The “….” Year Itch
Nadia Murtaza
We have all been there, whether we choose to admit it or
not. Not in the simplistically explored way that we’ve seen in Marilyn Monroes’
“The Seven Year Itch”; but it does begin to scratch the surface. Most of us; if
not all - just want to scratch, or thoughtlessly go ahead and itch like a
street dog with fleas.
We’ve all heard the argument about how humans are not
monogamous creatures. But what makes any species monogamous? Why can’t we all
just be penguins? My consensus is a little different. We choose what we want to
be; and we can switch back and forth depending on the situation. It’s far too
easy to blame biology (or more popularly: alcohol).
If we view things from the beginning – or maybe that telling
point when two people become exclusive to each other, we couldn’t possibly
imagine wanting to be with someone else: why would you ever put what you have
in such jeopardy?!
Two things : boredom and the constant quest for something
(or in this case someone) better. A
change. A little excitement. As a result, two things can happen: you realize
you are happier in another situation, or , immense regret.
Can you ever go back? No, to be honest; no matter how hard
you try – nothing will ever be the same; and mentally knowing you have gotten
away with something, or have been
forgiven will just give you the freedom to scratch again – whether you really
want to or not.
And then there are those of us that just can’t scratch.

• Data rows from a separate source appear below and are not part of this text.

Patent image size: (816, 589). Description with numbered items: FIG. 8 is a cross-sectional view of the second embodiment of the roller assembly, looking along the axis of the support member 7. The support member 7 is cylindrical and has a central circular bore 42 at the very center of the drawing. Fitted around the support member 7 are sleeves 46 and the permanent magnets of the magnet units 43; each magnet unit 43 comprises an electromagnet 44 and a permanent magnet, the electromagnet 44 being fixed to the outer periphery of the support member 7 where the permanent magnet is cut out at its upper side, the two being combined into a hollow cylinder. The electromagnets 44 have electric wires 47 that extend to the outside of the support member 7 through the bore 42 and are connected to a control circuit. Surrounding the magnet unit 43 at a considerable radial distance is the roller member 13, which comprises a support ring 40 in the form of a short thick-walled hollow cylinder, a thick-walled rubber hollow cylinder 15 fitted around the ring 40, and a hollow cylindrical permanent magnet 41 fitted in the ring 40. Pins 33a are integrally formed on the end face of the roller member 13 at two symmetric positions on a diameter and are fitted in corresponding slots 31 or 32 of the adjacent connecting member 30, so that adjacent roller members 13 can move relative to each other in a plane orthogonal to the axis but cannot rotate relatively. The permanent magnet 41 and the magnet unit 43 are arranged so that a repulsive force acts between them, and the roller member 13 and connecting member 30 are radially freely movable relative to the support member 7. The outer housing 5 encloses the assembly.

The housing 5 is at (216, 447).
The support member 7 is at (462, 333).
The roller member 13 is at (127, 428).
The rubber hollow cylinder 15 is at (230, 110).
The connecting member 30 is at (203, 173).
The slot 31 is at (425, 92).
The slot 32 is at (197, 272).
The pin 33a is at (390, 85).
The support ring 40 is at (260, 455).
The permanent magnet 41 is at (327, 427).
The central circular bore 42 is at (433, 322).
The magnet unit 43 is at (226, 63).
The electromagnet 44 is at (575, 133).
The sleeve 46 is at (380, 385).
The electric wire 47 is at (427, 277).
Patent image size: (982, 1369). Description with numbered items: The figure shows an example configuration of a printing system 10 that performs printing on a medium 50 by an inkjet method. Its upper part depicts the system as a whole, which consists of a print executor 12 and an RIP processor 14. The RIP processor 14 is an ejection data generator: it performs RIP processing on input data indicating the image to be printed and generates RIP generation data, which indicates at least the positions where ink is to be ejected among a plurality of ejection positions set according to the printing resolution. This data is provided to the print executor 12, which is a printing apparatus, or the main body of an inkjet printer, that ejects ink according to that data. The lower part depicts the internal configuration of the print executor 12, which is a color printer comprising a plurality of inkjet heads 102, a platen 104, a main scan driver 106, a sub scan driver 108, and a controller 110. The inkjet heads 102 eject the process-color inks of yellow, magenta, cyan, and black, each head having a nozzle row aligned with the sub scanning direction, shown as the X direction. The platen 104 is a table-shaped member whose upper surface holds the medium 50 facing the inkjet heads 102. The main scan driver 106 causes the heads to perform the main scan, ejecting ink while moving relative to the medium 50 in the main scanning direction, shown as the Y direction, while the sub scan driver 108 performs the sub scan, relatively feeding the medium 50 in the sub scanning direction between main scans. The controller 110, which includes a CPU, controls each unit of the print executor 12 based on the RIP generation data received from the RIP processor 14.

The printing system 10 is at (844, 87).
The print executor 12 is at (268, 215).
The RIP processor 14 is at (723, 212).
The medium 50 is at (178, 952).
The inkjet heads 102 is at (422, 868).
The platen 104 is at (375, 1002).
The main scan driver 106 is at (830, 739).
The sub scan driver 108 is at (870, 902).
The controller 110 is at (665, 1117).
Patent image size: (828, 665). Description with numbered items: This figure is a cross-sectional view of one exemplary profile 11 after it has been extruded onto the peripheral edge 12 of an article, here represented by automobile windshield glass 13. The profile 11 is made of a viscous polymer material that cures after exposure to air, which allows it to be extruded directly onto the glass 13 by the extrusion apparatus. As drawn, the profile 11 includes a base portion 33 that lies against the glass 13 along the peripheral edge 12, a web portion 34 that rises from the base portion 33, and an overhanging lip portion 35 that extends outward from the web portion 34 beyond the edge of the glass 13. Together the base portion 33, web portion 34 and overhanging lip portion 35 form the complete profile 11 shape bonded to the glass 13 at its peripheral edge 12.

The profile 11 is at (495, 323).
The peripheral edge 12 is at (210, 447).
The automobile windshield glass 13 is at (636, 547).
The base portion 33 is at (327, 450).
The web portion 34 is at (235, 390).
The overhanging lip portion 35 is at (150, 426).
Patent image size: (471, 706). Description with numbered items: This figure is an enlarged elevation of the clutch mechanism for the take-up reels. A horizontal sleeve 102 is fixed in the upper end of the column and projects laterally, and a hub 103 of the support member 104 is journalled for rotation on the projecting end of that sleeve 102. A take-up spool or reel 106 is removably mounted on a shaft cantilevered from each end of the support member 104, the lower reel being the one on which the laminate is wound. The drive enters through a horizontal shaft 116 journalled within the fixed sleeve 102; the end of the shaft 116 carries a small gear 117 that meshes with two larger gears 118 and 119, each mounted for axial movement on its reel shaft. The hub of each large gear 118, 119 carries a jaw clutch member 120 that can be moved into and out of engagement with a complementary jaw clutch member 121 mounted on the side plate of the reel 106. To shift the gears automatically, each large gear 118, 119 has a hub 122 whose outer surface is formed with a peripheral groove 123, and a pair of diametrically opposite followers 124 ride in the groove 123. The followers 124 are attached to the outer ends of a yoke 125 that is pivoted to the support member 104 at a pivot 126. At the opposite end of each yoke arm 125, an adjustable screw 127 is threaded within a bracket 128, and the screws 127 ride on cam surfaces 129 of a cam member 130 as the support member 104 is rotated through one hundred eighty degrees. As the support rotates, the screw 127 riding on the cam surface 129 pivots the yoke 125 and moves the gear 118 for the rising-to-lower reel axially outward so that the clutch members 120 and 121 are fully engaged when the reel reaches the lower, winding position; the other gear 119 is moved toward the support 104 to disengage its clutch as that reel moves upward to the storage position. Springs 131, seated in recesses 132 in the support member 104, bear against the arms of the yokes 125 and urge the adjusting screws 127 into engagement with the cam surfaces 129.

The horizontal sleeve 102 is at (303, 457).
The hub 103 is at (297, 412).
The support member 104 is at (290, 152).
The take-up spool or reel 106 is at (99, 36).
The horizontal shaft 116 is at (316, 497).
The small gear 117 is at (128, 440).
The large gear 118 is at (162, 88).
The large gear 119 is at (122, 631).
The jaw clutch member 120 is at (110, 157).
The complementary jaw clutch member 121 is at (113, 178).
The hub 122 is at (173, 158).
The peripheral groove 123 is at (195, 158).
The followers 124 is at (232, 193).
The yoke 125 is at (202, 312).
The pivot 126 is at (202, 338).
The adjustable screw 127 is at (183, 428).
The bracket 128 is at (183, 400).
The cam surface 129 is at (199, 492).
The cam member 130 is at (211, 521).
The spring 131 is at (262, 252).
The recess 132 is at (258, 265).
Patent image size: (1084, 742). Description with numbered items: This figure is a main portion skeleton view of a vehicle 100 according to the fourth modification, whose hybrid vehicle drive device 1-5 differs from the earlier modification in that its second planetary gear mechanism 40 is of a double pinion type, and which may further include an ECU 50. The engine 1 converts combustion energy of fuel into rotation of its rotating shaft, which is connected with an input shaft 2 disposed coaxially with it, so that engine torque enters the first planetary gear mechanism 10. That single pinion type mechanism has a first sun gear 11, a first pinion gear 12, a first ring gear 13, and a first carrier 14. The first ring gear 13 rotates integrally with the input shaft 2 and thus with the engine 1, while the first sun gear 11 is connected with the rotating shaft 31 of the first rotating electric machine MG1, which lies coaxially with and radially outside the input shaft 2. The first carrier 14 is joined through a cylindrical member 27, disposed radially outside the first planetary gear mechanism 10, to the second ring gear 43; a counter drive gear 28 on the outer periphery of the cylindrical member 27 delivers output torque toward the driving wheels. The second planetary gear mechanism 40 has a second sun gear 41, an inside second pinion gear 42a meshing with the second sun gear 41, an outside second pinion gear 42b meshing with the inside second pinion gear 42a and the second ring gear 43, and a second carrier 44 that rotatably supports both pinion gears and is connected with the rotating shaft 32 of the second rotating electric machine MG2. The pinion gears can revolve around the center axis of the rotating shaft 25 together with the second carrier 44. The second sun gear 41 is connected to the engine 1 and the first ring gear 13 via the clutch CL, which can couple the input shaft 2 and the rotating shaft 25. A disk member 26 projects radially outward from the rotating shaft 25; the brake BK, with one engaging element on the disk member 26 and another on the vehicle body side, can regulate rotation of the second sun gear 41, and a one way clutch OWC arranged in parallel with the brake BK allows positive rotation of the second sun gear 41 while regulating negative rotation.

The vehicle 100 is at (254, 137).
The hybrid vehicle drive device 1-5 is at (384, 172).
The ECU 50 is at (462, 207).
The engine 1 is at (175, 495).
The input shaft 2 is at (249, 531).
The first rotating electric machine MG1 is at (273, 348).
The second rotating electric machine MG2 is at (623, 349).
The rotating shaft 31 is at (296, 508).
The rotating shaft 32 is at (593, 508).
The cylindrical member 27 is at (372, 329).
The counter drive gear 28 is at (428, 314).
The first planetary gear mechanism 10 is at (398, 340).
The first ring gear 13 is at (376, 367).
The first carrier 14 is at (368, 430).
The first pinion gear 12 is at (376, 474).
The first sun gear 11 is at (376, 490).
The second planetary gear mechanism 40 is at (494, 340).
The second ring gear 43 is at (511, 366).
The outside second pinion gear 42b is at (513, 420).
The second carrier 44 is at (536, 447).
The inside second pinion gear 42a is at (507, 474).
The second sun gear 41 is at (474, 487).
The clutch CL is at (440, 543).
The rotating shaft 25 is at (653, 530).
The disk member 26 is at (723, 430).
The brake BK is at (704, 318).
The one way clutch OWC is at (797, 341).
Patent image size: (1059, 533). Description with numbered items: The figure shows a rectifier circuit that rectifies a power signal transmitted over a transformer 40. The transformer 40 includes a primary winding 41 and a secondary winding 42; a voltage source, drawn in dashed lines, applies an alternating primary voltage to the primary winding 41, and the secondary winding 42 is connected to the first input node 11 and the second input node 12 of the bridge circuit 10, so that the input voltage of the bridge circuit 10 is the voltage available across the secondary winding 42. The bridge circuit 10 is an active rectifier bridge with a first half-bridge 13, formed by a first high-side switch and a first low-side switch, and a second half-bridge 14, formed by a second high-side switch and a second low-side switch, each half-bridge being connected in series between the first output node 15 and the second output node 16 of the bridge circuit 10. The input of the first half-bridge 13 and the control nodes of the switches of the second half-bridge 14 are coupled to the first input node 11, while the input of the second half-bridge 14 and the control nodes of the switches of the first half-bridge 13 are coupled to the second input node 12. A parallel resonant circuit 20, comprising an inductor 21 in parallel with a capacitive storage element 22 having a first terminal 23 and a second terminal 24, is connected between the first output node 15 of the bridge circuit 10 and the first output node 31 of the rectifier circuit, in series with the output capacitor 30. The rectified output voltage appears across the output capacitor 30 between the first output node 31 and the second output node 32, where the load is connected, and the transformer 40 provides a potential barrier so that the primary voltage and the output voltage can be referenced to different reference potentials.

There are those who refrain and just put up with the desire to succumb to the
itch. How righteous and honorable.
But…are these people any better? Mentally battling with yourself to keep from
temptation; continuously having somebody else on your mind; fantasizing about
other situations, other lovers, other lives. Unsatisfied, but loyal to your
partner.
Which is worse – to scratch or not to. Do the damage and
walk away or leave a rash to fester? Ultimately; does a truly monogamous
situation exist (mentally and physically)? In my opinion; it differs from men
to women.
An unfair generalization which I will use as a discussion
point is that men are attracted to beauty and women to mentality. If this is
truly the case – this is to say that all men desire a more “beautiful” version
of their partner as they get older – so mental monogamy is already long gone.
Furthermore, that there are no shallow women who do not physically desire their
partners. Beauty and brains are
subjective to each person – and despite the whole tone of this piece of
writing; I do actually believe; that there is such a thing as “true love” and
monogamy out there.
My question is; which itch is worse to you. The kind that is
addressed or the kind that just continues to go on indefinitely? Do you believe
no matter how you’ve treated other situations in your life that 100% monogamy
exists? Or is it in our human formula to allow our minds to wander?